State-based approach to the numerical solution of Dirichlet boundary optimal control problems for the Laplace equation

TL;DR

This paper develops a state-based numerical approach for Dirichlet boundary control problems involving the Laplace equation, providing error estimates, optimal mesh-regularization relations, and numerical validation including constrained cases.

Contribution

It introduces a novel state-based framework for Dirichlet boundary control of the Laplace equation with error analysis and optimal parameter relations, including handling of box constraints.

Findings

Derived optimal mesh size and regularization parameter relation.

Established finite element error estimates for the control problem.

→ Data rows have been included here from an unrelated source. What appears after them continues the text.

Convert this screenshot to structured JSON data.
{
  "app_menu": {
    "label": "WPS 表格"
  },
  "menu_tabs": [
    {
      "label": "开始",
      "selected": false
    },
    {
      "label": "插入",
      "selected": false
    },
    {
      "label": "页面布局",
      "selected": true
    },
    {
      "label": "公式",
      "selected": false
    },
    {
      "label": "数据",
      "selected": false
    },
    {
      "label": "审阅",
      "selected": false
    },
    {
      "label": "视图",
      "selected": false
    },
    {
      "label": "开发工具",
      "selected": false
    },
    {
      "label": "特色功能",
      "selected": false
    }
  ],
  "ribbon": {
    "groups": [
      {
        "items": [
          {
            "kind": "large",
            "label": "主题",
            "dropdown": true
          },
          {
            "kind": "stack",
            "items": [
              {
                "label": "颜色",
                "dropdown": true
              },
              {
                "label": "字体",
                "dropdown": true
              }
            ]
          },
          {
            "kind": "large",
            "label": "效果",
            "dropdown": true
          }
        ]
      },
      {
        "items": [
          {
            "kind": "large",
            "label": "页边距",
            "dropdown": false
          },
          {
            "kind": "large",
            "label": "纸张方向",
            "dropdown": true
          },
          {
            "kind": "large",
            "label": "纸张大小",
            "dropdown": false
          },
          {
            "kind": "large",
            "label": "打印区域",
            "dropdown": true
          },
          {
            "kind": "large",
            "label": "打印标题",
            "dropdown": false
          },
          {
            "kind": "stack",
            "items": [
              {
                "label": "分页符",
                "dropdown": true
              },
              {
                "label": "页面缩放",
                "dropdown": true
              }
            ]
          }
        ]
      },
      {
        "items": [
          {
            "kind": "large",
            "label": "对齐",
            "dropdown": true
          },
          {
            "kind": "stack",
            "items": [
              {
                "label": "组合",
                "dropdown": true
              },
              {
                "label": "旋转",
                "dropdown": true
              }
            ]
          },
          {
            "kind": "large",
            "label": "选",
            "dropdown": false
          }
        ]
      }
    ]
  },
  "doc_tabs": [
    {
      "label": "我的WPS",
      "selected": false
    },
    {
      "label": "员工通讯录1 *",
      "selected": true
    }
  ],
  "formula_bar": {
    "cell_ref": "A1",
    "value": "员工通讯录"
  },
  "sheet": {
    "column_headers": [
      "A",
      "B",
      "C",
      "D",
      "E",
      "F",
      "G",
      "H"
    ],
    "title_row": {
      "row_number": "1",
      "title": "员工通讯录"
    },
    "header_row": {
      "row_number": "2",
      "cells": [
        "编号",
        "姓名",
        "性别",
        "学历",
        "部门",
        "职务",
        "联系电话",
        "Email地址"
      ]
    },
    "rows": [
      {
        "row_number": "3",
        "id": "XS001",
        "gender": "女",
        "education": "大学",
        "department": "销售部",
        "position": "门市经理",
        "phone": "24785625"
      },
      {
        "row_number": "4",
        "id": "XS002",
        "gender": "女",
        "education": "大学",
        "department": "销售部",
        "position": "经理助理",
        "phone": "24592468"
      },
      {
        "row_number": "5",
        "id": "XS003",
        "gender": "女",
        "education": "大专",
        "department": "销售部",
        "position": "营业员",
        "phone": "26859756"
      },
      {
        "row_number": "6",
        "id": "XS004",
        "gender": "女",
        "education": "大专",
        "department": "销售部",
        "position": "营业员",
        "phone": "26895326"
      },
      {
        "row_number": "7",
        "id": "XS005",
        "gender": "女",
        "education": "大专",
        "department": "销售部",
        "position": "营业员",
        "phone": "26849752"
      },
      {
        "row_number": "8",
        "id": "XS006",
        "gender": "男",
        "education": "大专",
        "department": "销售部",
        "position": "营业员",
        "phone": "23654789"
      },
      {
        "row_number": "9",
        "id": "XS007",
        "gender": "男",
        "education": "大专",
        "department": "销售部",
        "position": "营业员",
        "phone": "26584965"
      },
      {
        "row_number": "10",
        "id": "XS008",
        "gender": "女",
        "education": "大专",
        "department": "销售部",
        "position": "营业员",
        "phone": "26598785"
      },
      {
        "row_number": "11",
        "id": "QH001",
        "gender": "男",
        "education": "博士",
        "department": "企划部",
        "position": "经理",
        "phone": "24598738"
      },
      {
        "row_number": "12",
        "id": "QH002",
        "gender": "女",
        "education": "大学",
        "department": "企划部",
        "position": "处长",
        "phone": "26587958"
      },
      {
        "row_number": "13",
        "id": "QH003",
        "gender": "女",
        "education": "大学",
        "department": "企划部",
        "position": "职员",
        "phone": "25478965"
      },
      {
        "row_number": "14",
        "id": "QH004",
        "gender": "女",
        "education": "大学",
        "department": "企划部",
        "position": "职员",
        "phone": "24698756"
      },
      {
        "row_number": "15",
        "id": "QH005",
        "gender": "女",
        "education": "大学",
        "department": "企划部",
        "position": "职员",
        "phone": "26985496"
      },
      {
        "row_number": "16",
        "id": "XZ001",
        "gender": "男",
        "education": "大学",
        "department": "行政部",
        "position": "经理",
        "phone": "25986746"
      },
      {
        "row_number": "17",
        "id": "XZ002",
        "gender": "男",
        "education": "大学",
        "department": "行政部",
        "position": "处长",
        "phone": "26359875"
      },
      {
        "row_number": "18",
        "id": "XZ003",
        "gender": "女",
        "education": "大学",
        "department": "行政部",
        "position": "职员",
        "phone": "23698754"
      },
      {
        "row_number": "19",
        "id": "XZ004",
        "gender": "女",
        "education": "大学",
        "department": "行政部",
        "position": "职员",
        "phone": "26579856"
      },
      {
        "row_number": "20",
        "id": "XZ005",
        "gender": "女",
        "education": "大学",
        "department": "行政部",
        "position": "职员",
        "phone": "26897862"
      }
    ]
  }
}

Validated theoretical results with numerical examples, including constrained cases.

Abstract

We investigate the Dirichlet boundary control of the Laplace equation, considering the control in $H^{1/2}(\partial \Omega)$, which is the natural space for Dirichlet data when the state belongs to $H^1(\Omega)$. The cost of the control is measured in the $H^{1/2}(\partial \Omega)$ norm that also plays the role of the regularization term. We discuss regularization and finite element error estimates enabling us to derive an optimal relation between the finite element mesh size $h$ and the regularization parameter $\varrho$, balancing the energy cost for the control and the accuracy of the approximation of the desired state. This relationship is also crucial in designing efficient solvers. We also discuss additional box constraints imposed on the control and the state. Our theoretical findings are complemented by numerical examples, including one example with box constraints.